I went into a farmhouse to stay a night, and in the evening there came a knocking in the room as if some one had struck the table. I jumped up. My hostess got up and ‘good-night,’ says she, ‘I’m off’. ‘But what was it?’ says I. ‘Just a poor old fairy,’ says she; ‘old Nancy. She’s a poor old thing; been here ever so long; lost her husband and her children; it’s bad to be left like that, all alone. I leave a bit o’ cake on the table for her, and sometimes she fetches it, and sometimes she don’t’.
Fairies and the Dead
There is a great literature on fairies and the dead, and some claims (e.g. Lewis Spence) that fairies are the dead. This is either unconvincing for Britain and Ireland or backdated, on shaky evidence, to a Neolithic past of which we know very little. Nancy is clearly a ghost. Four reasons for this. (i) The name ‘Nancy’ is far too proletarian for a fairy; Titania is blushing as I write this. (ii) ‘Old’ is frequently applied in 19C England to ghosts and bogeys; (iii) fairies may have husbands and children but they do not die; and (iv) fairies usually eat dairy not cake.* All this begs the question, then, why on earth, is Nancy called a ‘fairy’ here? The simple answer is that in the Midlands ‘fairy’ was used surprisingly late to mean ‘creepy badass spirit’. Folklore terminology! Cock the pistol and put it in your mouth…
1887 OS Map (surveying 1878)
Nancy Has Her Cake and…
From a later article (Witcutt) we learn that Nancy haunted Mixon in the Moorlands, though we are not told which of the four or five houses there: can anyone actually identify her home, drbeachcombing AT gmail DOT com.

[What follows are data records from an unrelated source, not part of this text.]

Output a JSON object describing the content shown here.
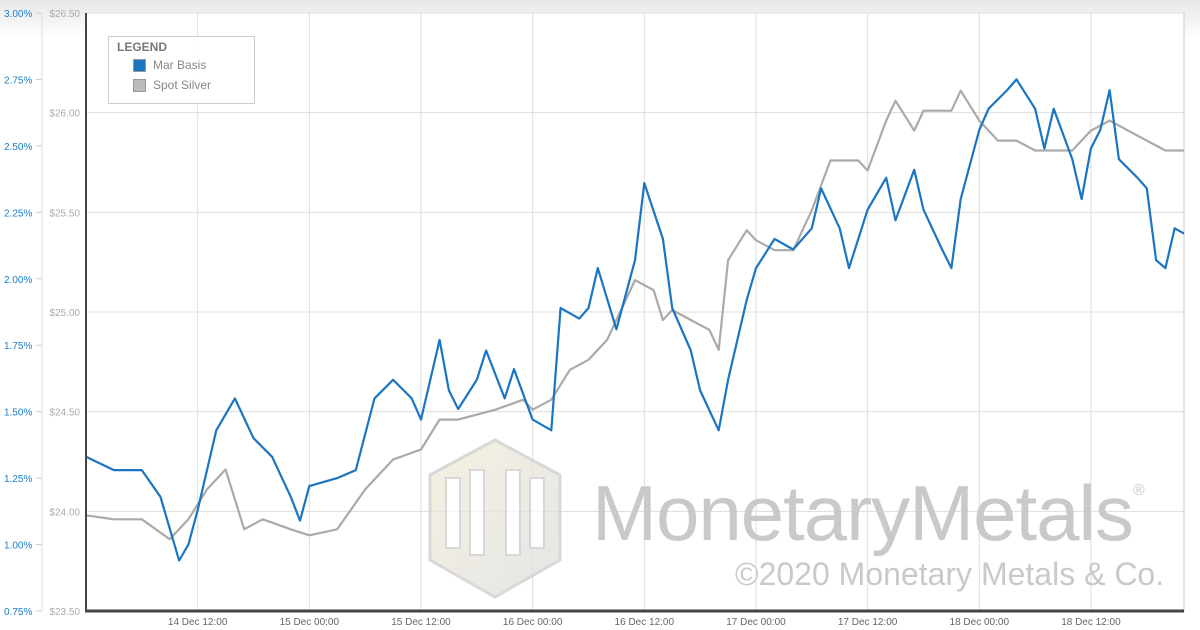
{
  "chart_data": {
    "type": "line",
    "legend": {
      "title": "LEGEND",
      "placement": "top-left"
    },
    "x_ticks": [
      "14 Dec 12:00",
      "15 Dec 00:00",
      "15 Dec 12:00",
      "16 Dec 00:00",
      "16 Dec 12:00",
      "17 Dec 00:00",
      "17 Dec 12:00",
      "18 Dec 00:00",
      "18 Dec 12:00"
    ],
    "xlim": [
      "14 Dec 00:00",
      "18 Dec 22:00"
    ],
    "y_left": {
      "ticks": [
        "0.75%",
        "1.00%",
        "1.25%",
        "1.50%",
        "1.75%",
        "2.00%",
        "2.25%",
        "2.50%",
        "2.75%",
        "3.00%"
      ],
      "lim": [
        0.75,
        3.0
      ],
      "color": "#1a7fc9"
    },
    "y_right_inner": {
      "ticks": [
        "$23.50",
        "$24.00",
        "$24.50",
        "$25.00",
        "$25.50",
        "$26.00",
        "$26.50"
      ],
      "lim": [
        23.5,
        26.5
      ]
    },
    "grid": true,
    "series": [
      {
        "name": "Mar Basis",
        "axis": "percent",
        "color": "#1a75c2",
        "x": [
          "14 Dec 00:00",
          "14 Dec 03:00",
          "14 Dec 06:00",
          "14 Dec 08:00",
          "14 Dec 10:00",
          "14 Dec 11:00",
          "14 Dec 12:00",
          "14 Dec 14:00",
          "14 Dec 16:00",
          "14 Dec 18:00",
          "14 Dec 20:00",
          "14 Dec 22:00",
          "14 Dec 23:00",
          "15 Dec 00:00",
          "15 Dec 03:00",
          "15 Dec 05:00",
          "15 Dec 07:00",
          "15 Dec 09:00",
          "15 Dec 11:00",
          "15 Dec 12:00",
          "15 Dec 14:00",
          "15 Dec 15:00",
          "15 Dec 16:00",
          "15 Dec 18:00",
          "15 Dec 19:00",
          "15 Dec 21:00",
          "15 Dec 22:00",
          "16 Dec 00:00",
          "16 Dec 02:00",
          "16 Dec 03:00",
          "16 Dec 05:00",
          "16 Dec 06:00",
          "16 Dec 07:00",
          "16 Dec 09:00",
          "16 Dec 11:00",
          "16 Dec 12:00",
          "16 Dec 14:00",
          "16 Dec 15:00",
          "16 Dec 17:00",
          "16 Dec 18:00",
          "16 Dec 20:00",
          "16 Dec 21:00",
          "16 Dec 23:00",
          "17 Dec 00:00",
          "17 Dec 02:00",
          "17 Dec 04:00",
          "17 Dec 06:00",
          "17 Dec 07:00",
          "17 Dec 09:00",
          "17 Dec 10:00",
          "17 Dec 12:00",
          "17 Dec 14:00",
          "17 Dec 15:00",
          "17 Dec 17:00",
          "17 Dec 18:00",
          "17 Dec 20:00",
          "17 Dec 21:00",
          "17 Dec 22:00",
          "18 Dec 00:00",
          "18 Dec 01:00",
          "18 Dec 03:00",
          "18 Dec 04:00",
          "18 Dec 06:00",
          "18 Dec 07:00",
          "18 Dec 08:00",
          "18 Dec 10:00",
          "18 Dec 11:00",
          "18 Dec 12:00",
          "18 Dec 13:00",
          "18 Dec 14:00",
          "18 Dec 15:00",
          "18 Dec 17:00",
          "18 Dec 18:00",
          "18 Dec 19:00",
          "18 Dec 20:00",
          "18 Dec 21:00",
          "18 Dec 22:00"
        ],
        "y": [
          1.33,
          1.28,
          1.28,
          1.18,
          0.94,
          1.0,
          1.13,
          1.43,
          1.55,
          1.4,
          1.33,
          1.18,
          1.09,
          1.22,
          1.25,
          1.28,
          1.55,
          1.62,
          1.55,
          1.47,
          1.77,
          1.58,
          1.51,
          1.62,
          1.73,
          1.55,
          1.66,
          1.47,
          1.43,
          1.89,
          1.85,
          1.89,
          2.04,
          1.81,
          2.07,
          2.36,
          2.15,
          1.89,
          1.73,
          1.58,
          1.43,
          1.62,
          1.92,
          2.04,
          2.15,
          2.11,
          2.19,
          2.34,
          2.19,
          2.04,
          2.26,
          2.38,
          2.22,
          2.41,
          2.26,
          2.11,
          2.04,
          2.3,
          2.56,
          2.64,
          2.71,
          2.75,
          2.64,
          2.49,
          2.64,
          2.45,
          2.3,
          2.49,
          2.56,
          2.71,
          2.45,
          2.38,
          2.34,
          2.07,
          2.04,
          2.19,
          2.17
        ]
      },
      {
        "name": "Spot Silver",
        "axis": "price",
        "color": "#aaaaaa",
        "x": [
          "14 Dec 00:00",
          "14 Dec 03:00",
          "14 Dec 06:00",
          "14 Dec 09:00",
          "14 Dec 11:00",
          "14 Dec 13:00",
          "14 Dec 15:00",
          "14 Dec 17:00",
          "14 Dec 19:00",
          "14 Dec 22:00",
          "15 Dec 00:00",
          "15 Dec 03:00",
          "15 Dec 06:00",
          "15 Dec 09:00",
          "15 Dec 12:00",
          "15 Dec 14:00",
          "15 Dec 16:00",
          "15 Dec 20:00",
          "15 Dec 23:00",
          "16 Dec 00:00",
          "16 Dec 02:00",
          "16 Dec 04:00",
          "16 Dec 06:00",
          "16 Dec 08:00",
          "16 Dec 11:00",
          "16 Dec 13:00",
          "16 Dec 14:00",
          "16 Dec 15:00",
          "16 Dec 17:00",
          "16 Dec 19:00",
          "16 Dec 20:00",
          "16 Dec 21:00",
          "16 Dec 23:00",
          "17 Dec 00:00",
          "17 Dec 02:00",
          "17 Dec 04:00",
          "17 Dec 06:00",
          "17 Dec 08:00",
          "17 Dec 11:00",
          "17 Dec 12:00",
          "17 Dec 14:00",
          "17 Dec 15:00",
          "17 Dec 17:00",
          "17 Dec 18:00",
          "17 Dec 21:00",
          "17 Dec 22:00",
          "18 Dec 00:00",
          "18 Dec 02:00",
          "18 Dec 04:00",
          "18 Dec 06:00",
          "18 Dec 08:00",
          "18 Dec 10:00",
          "18 Dec 12:00",
          "18 Dec 14:00",
          "18 Dec 16:00",
          "18 Dec 18:00",
          "18 Dec 20:00",
          "18 Dec 22:00"
        ],
        "y": [
          23.98,
          23.96,
          23.96,
          23.86,
          23.96,
          24.11,
          24.21,
          23.91,
          23.96,
          23.91,
          23.88,
          23.91,
          24.11,
          24.26,
          24.31,
          24.46,
          24.46,
          24.51,
          24.56,
          24.51,
          24.56,
          24.71,
          24.76,
          24.86,
          25.16,
          25.11,
          24.96,
          25.01,
          24.96,
          24.91,
          24.81,
          25.26,
          25.41,
          25.36,
          25.31,
          25.31,
          25.51,
          25.76,
          25.76,
          25.71,
          25.96,
          26.06,
          25.91,
          26.01,
          26.01,
          26.11,
          25.96,
          25.86,
          25.86,
          25.81,
          25.81,
          25.81,
          25.91,
          25.96,
          25.91,
          25.86,
          25.81,
          25.81
        ]
      }
    ]
  },
  "watermark": {
    "brand": "MonetaryMetals",
    "registered": "®",
    "copyright": "©2020 Monetary Metals & Co."
  }
}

But here, from the keyboard of one who has spent hundreds of hours hunting these immaterial monsters, is a reconstruction of her likely biography: Beach can fill in the blanks with his eyes closed and his fingers dancing on QWERTY. Nancy was, ‘a long time ago’, a native of the farm. Her husband and children died in a terrible accident: thinking of English folklore this means (a) robbers in the house/a Scottish raiding party; (b) river in flood; or (c) ‘plague’. She lived for many years alone but her neighbours were terrified of her and her isolation. After her death, she took to haunting the property. She can be placated by a little cake on the table.
Chain of Custody
This brings us to the ‘chain of custody’ for this evidence. In 1896 one Mary Dendy wrote a letter to the journal Folklore, which was published in the December issue and entitled ‘Staffordshire Superstitions’. She had taken a series of stories from Elijah Cope, an ‘itinerant preacher’. ‘I give, as nearly as possible, exactly what he said.’ Mary, then, was writing at the end of the nineteenth century what Elijah had lived a couple of years, a decade or perhaps two or three decades before. Note that there may be a second source for this as the following (very good) site has some extra information not in Dendy’s letter. A mystery to be plumbed…
Sources
Mary Dendy, ‘Staffordshire Superstitions’, Folklore 7 (Dec., 1896), 398-399
W. P. Witcutt, ‘Notes on Staffordshire Folklore’, Folklore 52 (Sep., 1941), pp. 236-237
*Or do they, a later article on Staffordshire folklore from 1941 (Witcutt) tells us that ‘the fairies of Lady Meadows in Ipstones parish would upset the cottages and farms until bribed by pieces of cake left as offerings.’ There is regional cuisine among humans, why not among fairy carrion.